Macau daily gaming round-up

macau skyline 1Macau’s gaming industry revenue will increase 20 percent in the current year according to a revised estimate by Morgan Stanley. Analysts Praveen K. Choudhary and Katherine Sun reported the 5 percent increase from their original estimate was due to recent growth in both the VIP and mass market sectors. The two still have a preference towards firms on the Cotai strip, namely Melco Crown Entertainment, Galaxy Entertainment Group and Sands China. They also joined the former in projecting they have the most to gain from the opening of Sands Cotai Central, adding that Melco Crown will “benefit most” from the new venue and competitors will “lose market share” as a result. In addition they expect the VIP market to rebound, stating: “We are at the inflection point as we do not expect negative growth rate for VIP rolling chips seen in 2009.”

Pansy Ho-backed Shun Tak Holdings is in talks to build a luxury hotel on the Cotai strip. South China Morning Post quotes Ho as stating an “ultra luxury hotel” will be built on the strip of land in Macau. It coincided with the conglomerate announcing a 10 percent drop in net income. Decreases in revenue from the company’s real estate arm were blamed for the HK$780.6 million (US$100.5 million) figure.

A leading Macau casino business CEO believes the industry should have a seat on the enclave’s legislative assembly. SJM Holdings CEO Ambrose So Shu Fai argued the gaming industry gives a “very important” contribution to the enclave’s economy and “should have a voice in the legislative assembly” as a result. It came after Stanley Au Chong Kit suggested an indirectly elected seat for the gaming industry.

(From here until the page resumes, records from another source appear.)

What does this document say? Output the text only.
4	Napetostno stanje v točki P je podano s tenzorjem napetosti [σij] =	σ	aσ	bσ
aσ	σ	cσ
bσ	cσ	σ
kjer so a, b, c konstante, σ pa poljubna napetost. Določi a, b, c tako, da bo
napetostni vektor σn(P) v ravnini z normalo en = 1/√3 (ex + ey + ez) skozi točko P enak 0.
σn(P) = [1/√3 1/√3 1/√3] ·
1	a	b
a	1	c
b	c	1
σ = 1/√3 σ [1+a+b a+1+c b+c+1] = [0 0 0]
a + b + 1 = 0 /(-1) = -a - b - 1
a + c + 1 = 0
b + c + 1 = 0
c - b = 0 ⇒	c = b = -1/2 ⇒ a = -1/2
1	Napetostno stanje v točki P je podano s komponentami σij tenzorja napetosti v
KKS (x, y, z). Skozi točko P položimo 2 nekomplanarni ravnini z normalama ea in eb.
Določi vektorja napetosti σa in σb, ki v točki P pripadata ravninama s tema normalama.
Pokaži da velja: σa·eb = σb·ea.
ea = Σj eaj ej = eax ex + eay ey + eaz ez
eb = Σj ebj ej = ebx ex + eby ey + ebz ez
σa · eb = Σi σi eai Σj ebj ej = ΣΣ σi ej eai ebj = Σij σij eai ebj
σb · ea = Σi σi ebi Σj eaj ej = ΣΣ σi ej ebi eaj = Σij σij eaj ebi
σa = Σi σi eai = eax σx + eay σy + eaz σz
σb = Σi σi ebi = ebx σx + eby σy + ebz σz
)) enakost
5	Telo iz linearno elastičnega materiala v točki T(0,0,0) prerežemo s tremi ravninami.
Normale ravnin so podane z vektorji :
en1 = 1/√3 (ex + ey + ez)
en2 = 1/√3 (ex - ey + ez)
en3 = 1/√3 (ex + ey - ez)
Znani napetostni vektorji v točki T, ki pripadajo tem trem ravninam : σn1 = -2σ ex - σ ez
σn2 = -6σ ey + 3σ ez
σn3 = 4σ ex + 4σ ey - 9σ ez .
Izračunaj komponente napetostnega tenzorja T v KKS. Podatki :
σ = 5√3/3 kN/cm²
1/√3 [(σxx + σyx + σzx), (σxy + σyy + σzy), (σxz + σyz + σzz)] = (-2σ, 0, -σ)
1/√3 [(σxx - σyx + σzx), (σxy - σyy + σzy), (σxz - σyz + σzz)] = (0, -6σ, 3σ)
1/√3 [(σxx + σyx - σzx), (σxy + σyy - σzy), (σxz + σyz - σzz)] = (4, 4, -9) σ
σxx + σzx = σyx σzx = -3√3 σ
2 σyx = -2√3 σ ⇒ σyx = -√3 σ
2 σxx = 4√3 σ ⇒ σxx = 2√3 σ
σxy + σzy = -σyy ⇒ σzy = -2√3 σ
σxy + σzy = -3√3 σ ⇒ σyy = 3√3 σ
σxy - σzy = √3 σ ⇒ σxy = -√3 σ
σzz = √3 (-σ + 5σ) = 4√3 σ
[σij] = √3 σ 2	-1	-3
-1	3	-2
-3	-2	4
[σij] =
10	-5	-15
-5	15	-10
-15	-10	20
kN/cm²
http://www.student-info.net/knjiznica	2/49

The law has caught up with a casino junket accused of stealing MOP400,000 from a gambler. The 50-year-old was detained when trying to re-enter Macau and borrowed the money from a casino under another junket’s name. It was then loaned to a gambler and the crime only became known when the casino that used the junket requested the money be repaid. The suspect admitted to a “breach of trust” and is unable to pay the amount owed.